Assuming the implementation of agroforestry systems on Austria’s extensively managed grasslands, amounting to roughly 0.64 Mha in 2018 (BMNT 2019)Footnote 1 and using data from AFS-GRAD with a carbon carrying capacity of 67.5 t C ha-1 in the year 2063, the net carbon sink would amount to roughly 43.4 Mt C or 0.99 Mt C yr-1 between 2020 and 2063. This corresponds to c. 4.5% of annual GHG emissions (21.75 Mt C in 2016), c. 84.3% of the annual net carbon sink from forest land (1.17 Mt C in 2016)Footnote 2 or c. 49.5% of the annual emissions from agriculture (1.99 Mt C in 2016) in Austria (Anderl et al. 2018). Furthermore, compared to the actual carbon stocks in mixed forests in Austria, estimated at 96 t C ha-1 by Erb (2004), the carbon carrying capacity of 67.5 t C ha-1 amounts to just over two-thirds of that value, representing a substantial amount of stored carbon while the agroecosystem continuously provides biomass products. From these comparisons, we conclude that the potential aboveground carbon sequestration rate of the silvoarable agroforestry system studied here could substantially contribute to climate change mitigation by (i) significantly offsetting GHG emissions for almost three decades after agroforestry implementation and (ii) creating a permanent net carbon pool that additionally provides a range of provisioning and regulating ES.

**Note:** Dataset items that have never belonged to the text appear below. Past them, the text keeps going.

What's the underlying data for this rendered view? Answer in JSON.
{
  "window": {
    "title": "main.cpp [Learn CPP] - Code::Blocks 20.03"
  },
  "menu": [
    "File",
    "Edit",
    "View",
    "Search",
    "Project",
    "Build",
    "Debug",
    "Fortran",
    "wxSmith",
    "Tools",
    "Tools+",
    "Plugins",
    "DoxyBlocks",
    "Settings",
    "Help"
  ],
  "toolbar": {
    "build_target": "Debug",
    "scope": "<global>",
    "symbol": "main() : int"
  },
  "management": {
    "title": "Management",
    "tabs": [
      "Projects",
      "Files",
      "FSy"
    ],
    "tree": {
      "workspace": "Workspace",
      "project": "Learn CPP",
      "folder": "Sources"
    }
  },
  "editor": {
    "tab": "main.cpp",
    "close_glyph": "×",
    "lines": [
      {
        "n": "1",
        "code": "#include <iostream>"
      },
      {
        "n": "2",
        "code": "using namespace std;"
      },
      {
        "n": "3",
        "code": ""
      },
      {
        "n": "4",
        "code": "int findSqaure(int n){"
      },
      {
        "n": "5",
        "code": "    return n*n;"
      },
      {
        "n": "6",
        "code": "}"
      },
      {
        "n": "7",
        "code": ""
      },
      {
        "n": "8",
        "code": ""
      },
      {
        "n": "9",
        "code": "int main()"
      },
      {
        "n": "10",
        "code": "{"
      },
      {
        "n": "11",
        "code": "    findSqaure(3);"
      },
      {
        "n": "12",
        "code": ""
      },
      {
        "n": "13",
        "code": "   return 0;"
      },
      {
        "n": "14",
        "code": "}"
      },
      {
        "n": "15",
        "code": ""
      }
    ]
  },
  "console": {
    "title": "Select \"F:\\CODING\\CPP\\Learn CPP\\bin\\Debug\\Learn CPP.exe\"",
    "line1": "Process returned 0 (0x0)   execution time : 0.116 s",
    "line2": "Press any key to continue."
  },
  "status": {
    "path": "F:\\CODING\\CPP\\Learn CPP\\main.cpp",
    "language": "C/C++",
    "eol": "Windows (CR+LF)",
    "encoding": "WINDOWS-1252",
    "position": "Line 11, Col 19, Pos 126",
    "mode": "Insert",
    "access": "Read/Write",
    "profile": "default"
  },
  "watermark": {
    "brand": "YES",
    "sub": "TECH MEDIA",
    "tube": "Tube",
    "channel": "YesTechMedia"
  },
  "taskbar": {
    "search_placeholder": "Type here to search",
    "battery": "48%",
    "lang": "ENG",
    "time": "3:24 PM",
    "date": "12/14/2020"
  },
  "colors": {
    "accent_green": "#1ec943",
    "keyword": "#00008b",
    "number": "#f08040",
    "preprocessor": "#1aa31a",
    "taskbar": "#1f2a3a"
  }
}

As such, agroforestry can contribute to interlink different aspects of regional development, land use, and climate policy. Additional synergies arise, in this case, by counteracting biodiversity loss caused by grassland abandonment as well as by increasing cultural ES, adding aesthetic and touristic value to the landscape. Potential synergies between climate change mitigation and adaptation also result in increased risk abatement (e.g., by reducing susceptibility to extreme weather events) and resilience by diversifying sources of income (Matocha et al. 2012; Hernández-Morcillo et al. 2018). This provides further incentives to establish agroforestry as part of sustainable land use and climate policy.

Conclusion

Here, we quantify trade-offs between carbon sequestration and biomass provision inherent to a hypothetical transition to agroforestry on a landscape scale in the alpine long-term socio-ecological research region Eisenwurzen in Austria. The study links to the discourse about sustainable land use policy by providing a reference frame for the assessment of agroforestry impacts on the carbon dynamics in the land agroecosystem. Our estimations indicate increased NPP and high carbon sequestration potential, in parallel with strong reductions in yields.

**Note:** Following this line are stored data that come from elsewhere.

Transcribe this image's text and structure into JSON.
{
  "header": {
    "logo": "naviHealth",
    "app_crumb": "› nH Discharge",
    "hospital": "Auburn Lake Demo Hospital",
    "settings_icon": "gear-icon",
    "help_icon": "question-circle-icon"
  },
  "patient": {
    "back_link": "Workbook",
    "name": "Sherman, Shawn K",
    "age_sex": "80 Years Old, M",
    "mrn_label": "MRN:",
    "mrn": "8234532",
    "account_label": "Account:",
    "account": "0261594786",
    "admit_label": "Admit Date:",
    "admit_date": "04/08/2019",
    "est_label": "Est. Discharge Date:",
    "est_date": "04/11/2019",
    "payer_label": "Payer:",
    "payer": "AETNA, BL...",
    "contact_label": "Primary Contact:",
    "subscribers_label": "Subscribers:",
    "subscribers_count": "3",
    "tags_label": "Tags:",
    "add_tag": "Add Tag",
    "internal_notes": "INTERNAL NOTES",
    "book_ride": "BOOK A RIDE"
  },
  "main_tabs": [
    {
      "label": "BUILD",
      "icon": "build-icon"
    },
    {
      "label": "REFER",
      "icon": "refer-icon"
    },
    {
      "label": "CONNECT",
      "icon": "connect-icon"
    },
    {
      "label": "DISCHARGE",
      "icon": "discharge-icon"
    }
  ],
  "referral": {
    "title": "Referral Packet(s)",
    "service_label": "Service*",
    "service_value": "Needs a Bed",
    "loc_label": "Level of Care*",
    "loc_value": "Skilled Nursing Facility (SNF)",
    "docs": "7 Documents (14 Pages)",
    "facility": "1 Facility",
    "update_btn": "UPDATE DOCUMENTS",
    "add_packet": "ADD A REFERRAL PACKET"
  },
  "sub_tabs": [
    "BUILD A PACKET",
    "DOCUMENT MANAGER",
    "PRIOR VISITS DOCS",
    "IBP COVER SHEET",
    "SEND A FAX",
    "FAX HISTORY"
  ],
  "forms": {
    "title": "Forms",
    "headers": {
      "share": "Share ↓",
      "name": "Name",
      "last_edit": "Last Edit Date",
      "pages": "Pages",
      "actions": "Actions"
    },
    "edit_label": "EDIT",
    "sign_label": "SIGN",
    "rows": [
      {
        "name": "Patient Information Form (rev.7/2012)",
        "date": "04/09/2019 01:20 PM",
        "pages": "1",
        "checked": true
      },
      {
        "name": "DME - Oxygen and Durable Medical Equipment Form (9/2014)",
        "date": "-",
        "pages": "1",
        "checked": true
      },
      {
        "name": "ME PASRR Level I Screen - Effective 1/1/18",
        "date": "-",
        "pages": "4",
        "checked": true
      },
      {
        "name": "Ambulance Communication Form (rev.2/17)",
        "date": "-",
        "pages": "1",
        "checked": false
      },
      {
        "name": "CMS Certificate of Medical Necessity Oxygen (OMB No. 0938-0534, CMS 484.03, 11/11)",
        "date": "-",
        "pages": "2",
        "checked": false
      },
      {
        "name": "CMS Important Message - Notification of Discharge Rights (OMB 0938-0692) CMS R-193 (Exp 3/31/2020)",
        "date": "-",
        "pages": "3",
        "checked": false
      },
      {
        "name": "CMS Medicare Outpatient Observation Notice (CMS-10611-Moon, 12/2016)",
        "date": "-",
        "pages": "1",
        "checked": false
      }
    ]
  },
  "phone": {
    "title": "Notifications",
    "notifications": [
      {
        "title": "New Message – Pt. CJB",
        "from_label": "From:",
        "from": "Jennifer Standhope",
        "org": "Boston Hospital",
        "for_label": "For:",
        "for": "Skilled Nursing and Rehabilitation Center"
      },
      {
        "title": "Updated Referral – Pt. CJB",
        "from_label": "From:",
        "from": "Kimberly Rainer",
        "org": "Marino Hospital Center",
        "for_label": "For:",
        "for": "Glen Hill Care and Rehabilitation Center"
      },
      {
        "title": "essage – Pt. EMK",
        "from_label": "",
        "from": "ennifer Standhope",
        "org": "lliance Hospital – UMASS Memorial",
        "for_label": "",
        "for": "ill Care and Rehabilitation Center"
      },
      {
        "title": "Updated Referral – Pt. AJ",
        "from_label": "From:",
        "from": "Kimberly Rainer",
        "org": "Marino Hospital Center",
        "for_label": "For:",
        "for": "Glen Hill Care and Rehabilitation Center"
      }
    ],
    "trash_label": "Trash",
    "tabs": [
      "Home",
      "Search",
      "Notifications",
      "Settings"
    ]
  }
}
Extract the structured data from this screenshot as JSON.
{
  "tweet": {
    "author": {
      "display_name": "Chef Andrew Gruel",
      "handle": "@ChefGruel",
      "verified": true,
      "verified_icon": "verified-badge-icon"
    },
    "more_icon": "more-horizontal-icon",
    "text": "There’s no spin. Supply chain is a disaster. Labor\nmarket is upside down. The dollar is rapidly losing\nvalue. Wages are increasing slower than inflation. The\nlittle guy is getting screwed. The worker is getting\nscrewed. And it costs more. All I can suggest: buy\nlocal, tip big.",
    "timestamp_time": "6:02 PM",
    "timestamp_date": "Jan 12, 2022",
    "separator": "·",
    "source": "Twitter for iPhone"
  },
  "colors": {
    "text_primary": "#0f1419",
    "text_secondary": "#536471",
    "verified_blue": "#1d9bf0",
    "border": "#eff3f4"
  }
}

We conclude that agroforestry qualifies as an option for developing sustainable mountain agriculture, but increasing monetary remuneration of carbon sequestration and other regulating ES through adequate land use policy is needed to enable agroforestry implementation, where appropriate. To this end, future research should focus on quantifying trade-offs and synergies on a landscape scale involving different agroforestry compositions on a gradient of pre-existing land use intensity as well as additional land use types (e.g., forest), managing a balance of provisioning and regulating ES within a region’s larger socio-ecological context.